Bugünüm zaman zaman arabadan inerek zaman zaman arabaya binip müzik eşliğinde Antalya’nın sokaklarını gezmekle geçti. Son derece keyifli bir gündü.

5. Gün

Bugün dışarıya çıkmak için hiç zaman kaybetmedim. Plajlık tüm ihtiyaçlarımı çantama doldurdum ve hedefim Lara Plajıydı. Konyaaltı’ndan araçla Lara plajına biraz trafik ile birlikte 40 dakika sürdü. Burada hayatımda görmediğim kadar otel gördüğümü söyleyebilirim.

Plaj tamamen ince kumdan oluşuyor ve güneşlenebilecek yer alanı çok büyük. Ben pek kum sevenlerden değilim ancak tercihi bu yönde olanlar için bulunmaz bir nimet.

Denizinin de oldukça güzel ve yüzmenin keyifli olduğunu söyleyebilirim. Aynı zamanda manzarası da harika!

6. Gün

Güneşe iyice doyduğumu söyleyebilirim. Aynı zamanda da denize. Bugün Antalya merkeze 70 km uzaklıkta olan Olimpos’a gittim. Olimpos’a varmadan önce Antalya’nın meşhur ilçesi Kemer’i de görme fırsatı buldum. Çok sakin ve sevimli bir yerdi Kemer. Belki gelecek tatil planımı sadece Kemer’e düzenleyebilirim.

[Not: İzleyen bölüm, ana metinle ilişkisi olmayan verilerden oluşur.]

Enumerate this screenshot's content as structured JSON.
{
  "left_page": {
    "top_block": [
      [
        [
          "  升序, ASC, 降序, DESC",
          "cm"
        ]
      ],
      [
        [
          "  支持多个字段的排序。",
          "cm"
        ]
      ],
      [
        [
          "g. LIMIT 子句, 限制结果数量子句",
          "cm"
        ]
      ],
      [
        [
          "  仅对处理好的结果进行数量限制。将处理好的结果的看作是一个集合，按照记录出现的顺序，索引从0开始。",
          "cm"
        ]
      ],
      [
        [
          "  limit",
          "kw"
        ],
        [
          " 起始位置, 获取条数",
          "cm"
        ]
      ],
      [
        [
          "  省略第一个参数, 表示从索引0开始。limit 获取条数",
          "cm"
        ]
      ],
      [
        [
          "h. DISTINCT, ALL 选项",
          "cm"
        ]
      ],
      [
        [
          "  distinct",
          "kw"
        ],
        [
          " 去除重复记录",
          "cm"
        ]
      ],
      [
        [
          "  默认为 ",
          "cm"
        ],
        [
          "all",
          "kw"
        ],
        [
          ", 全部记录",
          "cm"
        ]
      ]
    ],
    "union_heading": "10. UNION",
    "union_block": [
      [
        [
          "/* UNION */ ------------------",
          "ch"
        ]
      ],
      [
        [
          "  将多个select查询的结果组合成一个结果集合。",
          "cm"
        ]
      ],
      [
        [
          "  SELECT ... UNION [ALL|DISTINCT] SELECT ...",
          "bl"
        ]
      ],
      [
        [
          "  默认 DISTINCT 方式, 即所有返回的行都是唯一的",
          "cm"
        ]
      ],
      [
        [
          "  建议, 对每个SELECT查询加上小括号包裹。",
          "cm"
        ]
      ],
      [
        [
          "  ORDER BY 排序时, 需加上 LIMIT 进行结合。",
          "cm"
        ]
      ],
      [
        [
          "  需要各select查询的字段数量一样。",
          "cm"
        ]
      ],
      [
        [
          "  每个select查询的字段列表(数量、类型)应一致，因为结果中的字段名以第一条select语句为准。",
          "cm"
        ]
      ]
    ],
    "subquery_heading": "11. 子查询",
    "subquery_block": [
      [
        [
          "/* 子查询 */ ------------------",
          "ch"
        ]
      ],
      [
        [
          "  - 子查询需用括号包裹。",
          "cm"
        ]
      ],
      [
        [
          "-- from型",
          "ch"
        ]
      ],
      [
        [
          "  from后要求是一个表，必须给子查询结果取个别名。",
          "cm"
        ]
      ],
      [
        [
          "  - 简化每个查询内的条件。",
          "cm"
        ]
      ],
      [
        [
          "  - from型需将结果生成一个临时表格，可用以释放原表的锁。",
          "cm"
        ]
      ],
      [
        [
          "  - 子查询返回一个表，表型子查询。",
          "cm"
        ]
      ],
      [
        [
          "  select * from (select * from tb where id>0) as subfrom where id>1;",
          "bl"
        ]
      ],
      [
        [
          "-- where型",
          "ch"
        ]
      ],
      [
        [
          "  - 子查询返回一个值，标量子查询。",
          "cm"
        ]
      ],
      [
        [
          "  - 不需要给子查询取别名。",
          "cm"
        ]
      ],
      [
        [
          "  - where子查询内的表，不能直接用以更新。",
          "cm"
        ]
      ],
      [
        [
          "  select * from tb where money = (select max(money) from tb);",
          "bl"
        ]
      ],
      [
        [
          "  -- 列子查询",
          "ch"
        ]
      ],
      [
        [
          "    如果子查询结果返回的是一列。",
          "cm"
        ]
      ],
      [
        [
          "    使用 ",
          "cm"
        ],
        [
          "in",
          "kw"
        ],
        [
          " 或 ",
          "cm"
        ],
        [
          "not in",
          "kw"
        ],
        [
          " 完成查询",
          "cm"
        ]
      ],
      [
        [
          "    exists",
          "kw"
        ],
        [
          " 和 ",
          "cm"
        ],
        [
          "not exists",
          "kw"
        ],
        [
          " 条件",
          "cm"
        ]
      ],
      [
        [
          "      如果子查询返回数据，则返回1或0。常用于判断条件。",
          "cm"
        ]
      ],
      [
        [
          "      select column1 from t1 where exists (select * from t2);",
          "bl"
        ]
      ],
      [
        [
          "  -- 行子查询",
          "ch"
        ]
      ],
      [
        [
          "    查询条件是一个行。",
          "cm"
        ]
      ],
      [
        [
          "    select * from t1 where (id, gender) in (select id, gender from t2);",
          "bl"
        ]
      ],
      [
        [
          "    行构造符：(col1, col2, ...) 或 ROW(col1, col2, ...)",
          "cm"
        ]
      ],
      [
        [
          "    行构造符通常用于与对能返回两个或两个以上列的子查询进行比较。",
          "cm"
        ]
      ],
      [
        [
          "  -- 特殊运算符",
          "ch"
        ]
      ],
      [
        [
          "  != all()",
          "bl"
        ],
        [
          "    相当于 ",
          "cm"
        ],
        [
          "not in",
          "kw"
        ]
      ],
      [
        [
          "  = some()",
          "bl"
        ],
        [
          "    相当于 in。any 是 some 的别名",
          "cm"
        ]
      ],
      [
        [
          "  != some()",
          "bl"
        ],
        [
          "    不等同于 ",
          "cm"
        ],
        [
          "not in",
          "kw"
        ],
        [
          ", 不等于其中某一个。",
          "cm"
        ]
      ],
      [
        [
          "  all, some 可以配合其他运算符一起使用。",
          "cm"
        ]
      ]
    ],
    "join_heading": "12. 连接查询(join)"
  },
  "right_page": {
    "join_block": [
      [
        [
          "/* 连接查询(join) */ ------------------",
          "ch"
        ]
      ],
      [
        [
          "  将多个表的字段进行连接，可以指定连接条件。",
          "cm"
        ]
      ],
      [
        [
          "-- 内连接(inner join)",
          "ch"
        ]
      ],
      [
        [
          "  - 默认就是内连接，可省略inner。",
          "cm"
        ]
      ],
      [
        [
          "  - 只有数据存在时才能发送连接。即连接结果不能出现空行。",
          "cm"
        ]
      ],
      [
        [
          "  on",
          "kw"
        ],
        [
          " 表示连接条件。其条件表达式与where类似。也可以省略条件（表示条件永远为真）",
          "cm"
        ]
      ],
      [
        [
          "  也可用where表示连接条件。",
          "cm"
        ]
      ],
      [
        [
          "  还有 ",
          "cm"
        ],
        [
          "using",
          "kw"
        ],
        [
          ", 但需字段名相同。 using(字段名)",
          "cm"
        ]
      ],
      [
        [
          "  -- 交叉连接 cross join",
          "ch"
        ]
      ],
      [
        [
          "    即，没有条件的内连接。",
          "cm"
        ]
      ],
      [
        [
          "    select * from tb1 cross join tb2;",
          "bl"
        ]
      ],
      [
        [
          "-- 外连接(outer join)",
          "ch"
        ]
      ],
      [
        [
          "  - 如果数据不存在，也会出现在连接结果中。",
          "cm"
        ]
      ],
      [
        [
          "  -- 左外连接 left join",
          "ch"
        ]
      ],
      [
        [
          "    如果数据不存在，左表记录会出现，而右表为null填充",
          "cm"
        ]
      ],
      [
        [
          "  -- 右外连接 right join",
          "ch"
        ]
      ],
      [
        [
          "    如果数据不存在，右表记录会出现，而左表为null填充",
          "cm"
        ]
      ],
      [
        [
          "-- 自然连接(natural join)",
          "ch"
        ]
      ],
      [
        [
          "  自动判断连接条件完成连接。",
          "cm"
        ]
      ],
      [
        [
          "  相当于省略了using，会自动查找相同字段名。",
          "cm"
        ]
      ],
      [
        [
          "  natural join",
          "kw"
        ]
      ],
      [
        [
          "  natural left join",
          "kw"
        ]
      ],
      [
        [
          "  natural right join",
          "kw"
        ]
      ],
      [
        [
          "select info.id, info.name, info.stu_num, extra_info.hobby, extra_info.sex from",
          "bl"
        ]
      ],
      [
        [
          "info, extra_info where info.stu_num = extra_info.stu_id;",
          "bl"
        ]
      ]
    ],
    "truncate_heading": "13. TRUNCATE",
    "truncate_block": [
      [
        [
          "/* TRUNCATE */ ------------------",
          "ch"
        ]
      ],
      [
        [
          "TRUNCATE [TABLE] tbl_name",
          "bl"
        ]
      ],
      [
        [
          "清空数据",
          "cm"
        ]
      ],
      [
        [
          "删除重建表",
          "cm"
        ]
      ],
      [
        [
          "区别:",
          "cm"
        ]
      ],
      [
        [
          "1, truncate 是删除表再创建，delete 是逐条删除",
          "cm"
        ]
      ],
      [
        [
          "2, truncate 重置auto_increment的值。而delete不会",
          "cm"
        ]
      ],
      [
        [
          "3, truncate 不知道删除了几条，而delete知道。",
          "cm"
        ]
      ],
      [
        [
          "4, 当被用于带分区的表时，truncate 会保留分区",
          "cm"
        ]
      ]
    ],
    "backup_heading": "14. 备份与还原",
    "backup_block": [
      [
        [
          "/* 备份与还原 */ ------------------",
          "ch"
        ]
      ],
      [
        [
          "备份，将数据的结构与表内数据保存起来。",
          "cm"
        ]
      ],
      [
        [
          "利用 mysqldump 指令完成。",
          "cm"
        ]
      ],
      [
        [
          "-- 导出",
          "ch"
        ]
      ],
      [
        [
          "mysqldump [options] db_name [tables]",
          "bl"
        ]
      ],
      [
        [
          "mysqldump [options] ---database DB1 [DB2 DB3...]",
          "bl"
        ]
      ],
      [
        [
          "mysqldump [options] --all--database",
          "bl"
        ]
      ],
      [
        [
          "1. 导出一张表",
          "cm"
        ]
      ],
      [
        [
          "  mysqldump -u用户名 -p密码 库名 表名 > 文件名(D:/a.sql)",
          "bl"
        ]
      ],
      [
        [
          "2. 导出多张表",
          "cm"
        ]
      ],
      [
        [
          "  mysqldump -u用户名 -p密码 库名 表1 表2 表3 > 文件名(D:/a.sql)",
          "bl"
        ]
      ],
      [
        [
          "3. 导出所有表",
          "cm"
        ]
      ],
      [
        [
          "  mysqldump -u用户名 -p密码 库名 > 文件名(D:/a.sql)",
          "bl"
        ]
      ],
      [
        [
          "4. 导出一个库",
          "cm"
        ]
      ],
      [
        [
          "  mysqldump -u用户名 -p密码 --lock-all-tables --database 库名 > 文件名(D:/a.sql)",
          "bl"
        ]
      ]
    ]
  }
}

Olimpos’a uzun süren bir yokuşun sonunda giriş yaptım. Burası hem bir Antik Kent, hem Bungalov evlerin kiralandığı bir butik otel mekanı, hem sahiline çadır atabileceğiniz kamp alanı, hem de denizine girebileceğiniz bir sahil. Kısacası tatilinizi geçirmek için mükemmel bir yer.

Olimpos plajı;

 

Son Gün

Bugün Ankara’ya geri dönüş günümdü. Neler yaptığımı kısaca düşündüğümde gerçekten harika bir tatil geçirdiğimi söyleyebilirim. Hatta benim görebildiğim Antalya’nın sadece küçük bir kısmı. Alanya, Manavgat, Kaş, Kemer gibi görülmesi gereken onlarca yer daha var. Ancak ne yazık ki bir haftada ancak bu kadar yer gezebildim. Eğer araç kiralamasaydım çok daha az yer görebilirdim.

Otelden 12 olmadan önce çıkışımı yaptım. Aracı kiraladığım yer beni havalimanına kadar bıraktı ve arabayı da orada teslim etmiş oldum.

Sonunda uçağa bindim. Ankara’ya doğru havalanırken aklımdan tek bir şey geçiyordu;

Tekrar geleceğim Antalya…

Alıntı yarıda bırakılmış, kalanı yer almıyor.